Learning From Broken Unit Tests

Last updated: May 17 2005

sven.gorts@refactoring.be

Abstract: When multiple tests break due to a small change those tests can learn us a lot about the code. In this article we take a closer look at how we can use the implicit knowledge carried by the tests to our advantage.

Introduction

Every day we see more teams adopt unit testing or shift to test-driven-development. For both styles, the general rule of thumb is that the suite of tests should pass all of the time. And this, for really good reason. Not only do the tests tell us when we're done developing a new feature, the suite of tests also acts as a safeguard for regressions.

In software development project requirements can change. Being agile developers we 're generally comfortable with changing requirements, even late in development. However not all changes are of equal difficulty. Sometimes a change request entirely misfits the existing design. When that happens, we know quickly. Trying to implement the change, breaks tests. Not just a few tests, a lot of tests.

The difficulty in such situations is that our proven techniques such as: undo the last change and take smaller steps; start with a simpler version; look for an alternative route, may not work as well as we're used to. At least the tests can tell us what we broke, and provide guidance while working out a solution.

Embedded Knowledge

Whether refactoring or implementing a new feature, if changing a handful lines of code results in many broken tests there's a lot these tests can learn us. After all each test fails for a reason. Combined together the tests can help us pinpoint the actual problem. The most common things we can learn from broken unit tests are:

Duplication In Test Code

Dealing with numerous failing tests one of the first things to check for is whether they all fail at similar asserts. When this is the case, it's usually a test smell, hinting at duplication in the test code. Before proceeding we better invest some time cleaning up the testsuite so the number of failing tests is reduced.

Package Dependencies

When running the testsuite signals problems in various packages, the tests are telling us something about the dependencies between the different layers in our code. Seemingly unrelated tests that suddenly break after changing a little code indicates some unrecognized coupling between the code or its tests. In such cases we may want to find out exactly why those tests fail and whether that makes sense.

Hidden Assumptions

Even while writing unit tests a lot of hidden assumption are made. We may not even be aware of these assumptions, untill our first attempt to change them. The many tests that break may then point us to hidden domain assumption that we, unknowingly have implicit hardcoded into the tests.

Difficulty Estimate

Even when broken tests do not directly point us at a problem, they can still be helpful. Often their number gives a good first indication of the difficulty to implement a certain change. Their number also informs us about the risk we take should we decide to push onward with broken tests. When the amount of broken tests is really huge, we're touching core functionality. Better be extra careful with that.

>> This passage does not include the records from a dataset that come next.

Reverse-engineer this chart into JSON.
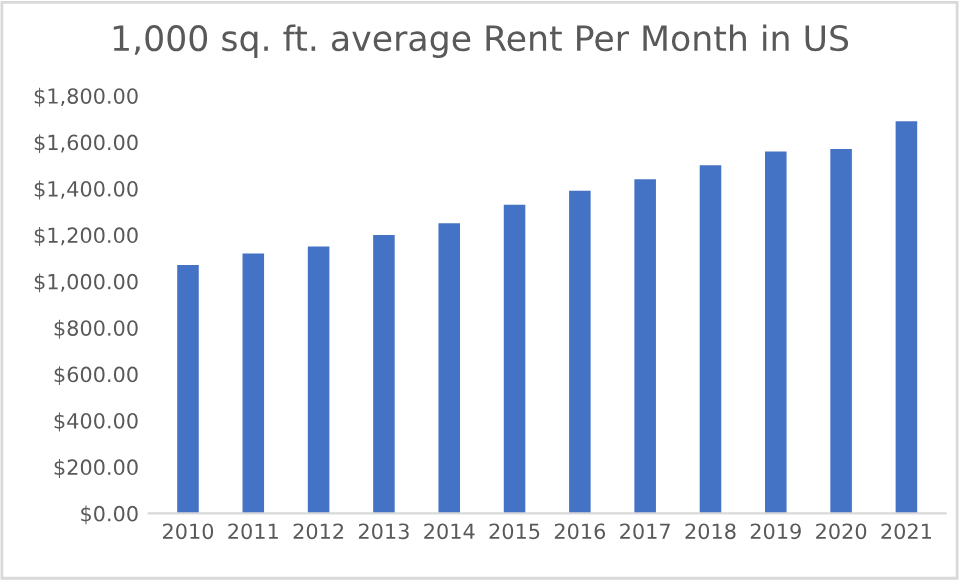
{
  "chart_data": {
    "type": "bar",
    "title": "1,000 sq. ft. average Rent Per Month in US",
    "categories": [
      "2010",
      "2011",
      "2012",
      "2013",
      "2014",
      "2015",
      "2016",
      "2017",
      "2018",
      "2019",
      "2020",
      "2021"
    ],
    "values": [
      1070,
      1120,
      1150,
      1200,
      1250,
      1330,
      1390,
      1440,
      1500,
      1560,
      1570,
      1690
    ],
    "color": "#4472c4",
    "ylim": [
      0,
      1800
    ],
    "yticks": [
      {
        "value": 0,
        "label": "$0.00"
      },
      {
        "value": 200,
        "label": "$200.00"
      },
      {
        "value": 400,
        "label": "$400.00"
      },
      {
        "value": 600,
        "label": "$600.00"
      },
      {
        "value": 800,
        "label": "$800.00"
      },
      {
        "value": 1000,
        "label": "$1,000.00"
      },
      {
        "value": 1200,
        "label": "$1,200.00"
      },
      {
        "value": 1400,
        "label": "$1,400.00"
      },
      {
        "value": 1600,
        "label": "$1,600.00"
      },
      {
        "value": 1800,
        "label": "$1,800.00"
      }
    ],
    "grid": false
  }
}
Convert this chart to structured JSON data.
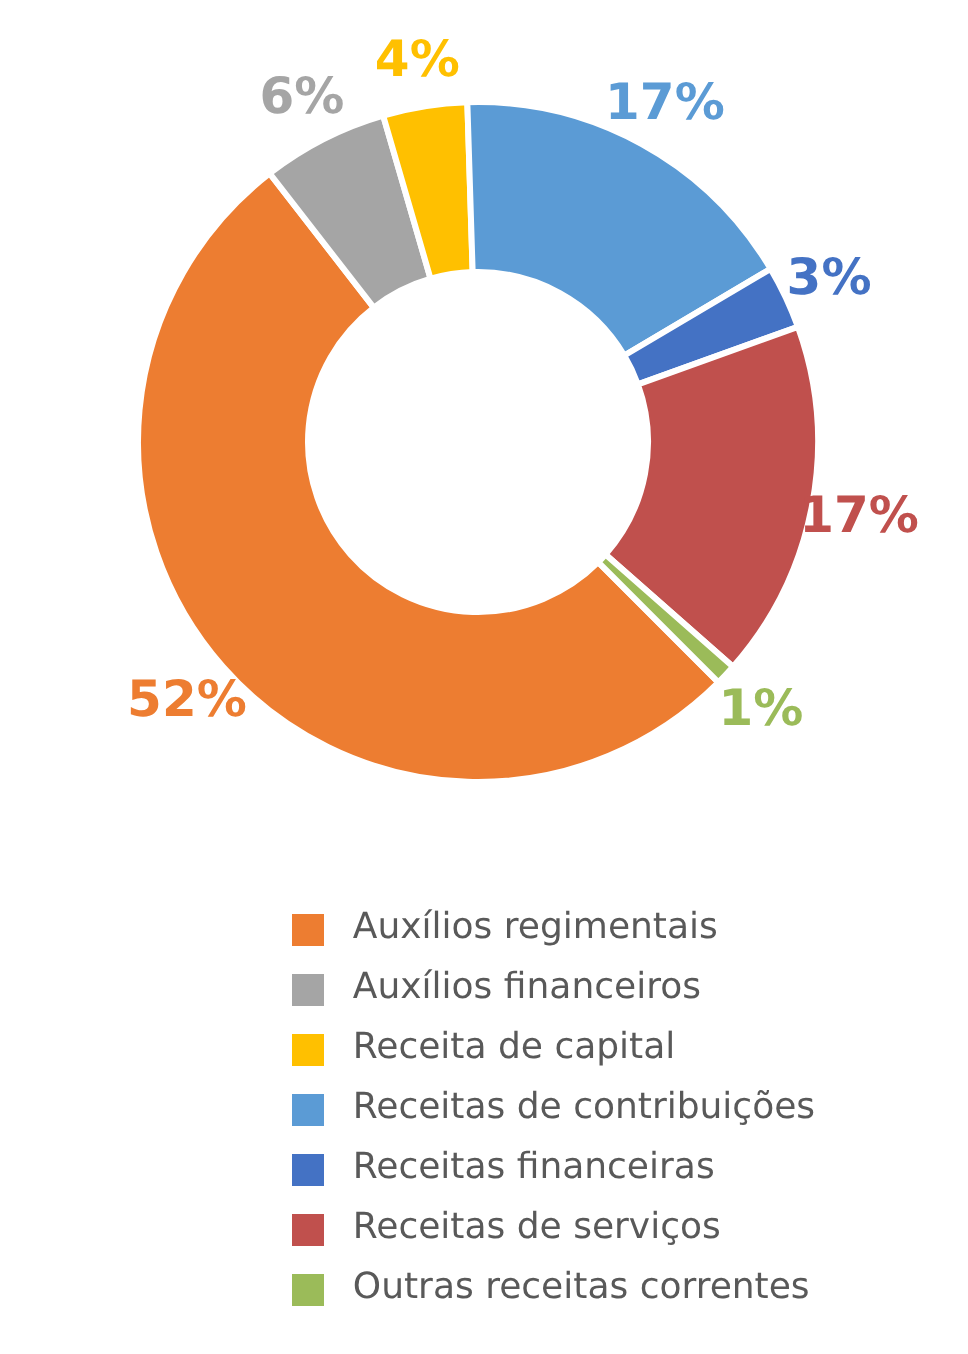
{
  "chart_data": {
    "type": "donut",
    "categories": [
      "Auxílios regimentais",
      "Auxílios financeiros",
      "Receita de capital",
      "Receitas de contribuições",
      "Receitas financeiras",
      "Receitas de serviços",
      "Outras receitas correntes"
    ],
    "values": [
      52,
      6,
      4,
      17,
      3,
      17,
      1
    ],
    "colors": [
      "#ed7d31",
      "#a5a5a5",
      "#ffc000",
      "#5b9bd5",
      "#4472c4",
      "#c0504d",
      "#9bbb59"
    ],
    "value_labels": [
      "52%",
      "6%",
      "4%",
      "17%",
      "3%",
      "17%",
      "1%"
    ],
    "legend": "bottom"
  }
}
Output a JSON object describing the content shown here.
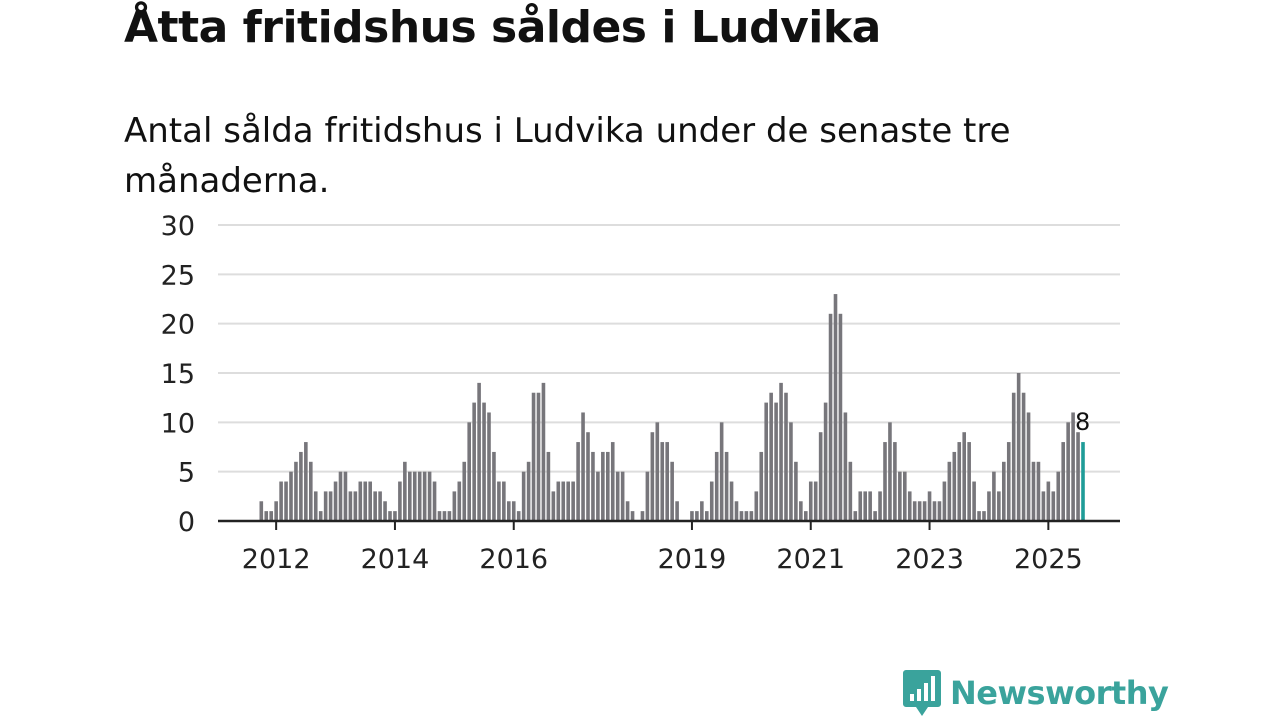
{
  "title": "Åtta fritidshus såldes i Ludvika",
  "subtitle": "Antal sålda fritidshus i Ludvika under de senaste tre månaderna.",
  "logo": {
    "text": "Newsworthy",
    "icon": "newsworthy-chart-bubble-icon"
  },
  "colors": {
    "bar": "#77767b",
    "highlight": "#1f9c98",
    "grid": "#dddddd",
    "axis": "#222222",
    "text": "#111111",
    "brand": "#3aa39c"
  },
  "chart_data": {
    "type": "bar",
    "ylim": [
      0,
      30
    ],
    "yticks": [
      0,
      5,
      10,
      15,
      20,
      25,
      30
    ],
    "xtick_labels": [
      {
        "label": "2012",
        "index": 3
      },
      {
        "label": "2014",
        "index": 27
      },
      {
        "label": "2016",
        "index": 51
      },
      {
        "label": "2019",
        "index": 87
      },
      {
        "label": "2021",
        "index": 111
      },
      {
        "label": "2023",
        "index": 135
      },
      {
        "label": "2025",
        "index": 159
      }
    ],
    "grid": true,
    "values": [
      2,
      1,
      1,
      2,
      4,
      4,
      5,
      6,
      7,
      8,
      6,
      3,
      1,
      3,
      3,
      4,
      5,
      5,
      3,
      3,
      4,
      4,
      4,
      3,
      3,
      2,
      1,
      1,
      4,
      6,
      5,
      5,
      5,
      5,
      5,
      4,
      1,
      1,
      1,
      3,
      4,
      6,
      10,
      12,
      14,
      12,
      11,
      7,
      4,
      4,
      2,
      2,
      1,
      5,
      6,
      13,
      13,
      14,
      7,
      3,
      4,
      4,
      4,
      4,
      8,
      11,
      9,
      7,
      5,
      7,
      7,
      8,
      5,
      5,
      2,
      1,
      0,
      1,
      5,
      9,
      10,
      8,
      8,
      6,
      2,
      0,
      0,
      1,
      1,
      2,
      1,
      4,
      7,
      10,
      7,
      4,
      2,
      1,
      1,
      1,
      3,
      7,
      12,
      13,
      12,
      14,
      13,
      10,
      6,
      2,
      1,
      4,
      4,
      9,
      12,
      21,
      23,
      21,
      11,
      6,
      1,
      3,
      3,
      3,
      1,
      3,
      8,
      10,
      8,
      5,
      5,
      3,
      2,
      2,
      2,
      3,
      2,
      2,
      4,
      6,
      7,
      8,
      9,
      8,
      4,
      1,
      1,
      3,
      5,
      3,
      6,
      8,
      13,
      15,
      13,
      11,
      6,
      6,
      3,
      4,
      3,
      5,
      8,
      10,
      11,
      9,
      8
    ],
    "highlight_index": 166,
    "highlight_label": "8"
  }
}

With all this extra knowledge derived from the broken tests we can make informed descisions on how to proceed. Should we get rid of the dependencies ? Or can that wait ? Perhaps we should deal with the duplication first ? Are the broken tests really that bad ? Maybe we can push onward and get them all running.

Gradual Improvement

What the broken tests learned us so far is all very well, but meanwhile they are still broken. How can they help us to make progress ? In fact, it's pretty simple.

We know the change we want to make causes our tests to fail. Ah, that's good. We can use it to our advantage to trigger the tests to fail. The broken tests will point us to the areas of code that need improvement. Once we've identified what to improve, we undo the change. That makes our tests all green again so we can refactor safely.

We may need to iterate through these steps a couple of times before applying the change and have all tests pass, but its a safe route. Undoing the change allows us to get back to green quickly and as we go the number of broken unit tests will tell us how we're doing. The steps below show the idea more schematically.

Following the schema above our design can gradually evolve until the change we want to apply becomes a natural fit. While evolving the design we keep an eye on the count of broken tests, for an attempt to apply our change. Ideally we want the broken test count to be strictly decendent, because that protects us from chasing our own tail. It's no disaster if the count occasionally goes up, but it's always suspicious.

Conclusion

There's a lot we can learn from broken unit tests. Clusters of broken tests may indicate duplication in the test code, cross layer dependencies or even wrong assumptions that have been hard-coded in the tests. The number of broken tests and their location provides extra information we can use to estimate the impact and difficulty of making a certain change. With the technique presented in this article we can take full advantage of the implicit knowledge embedded in the broken tests.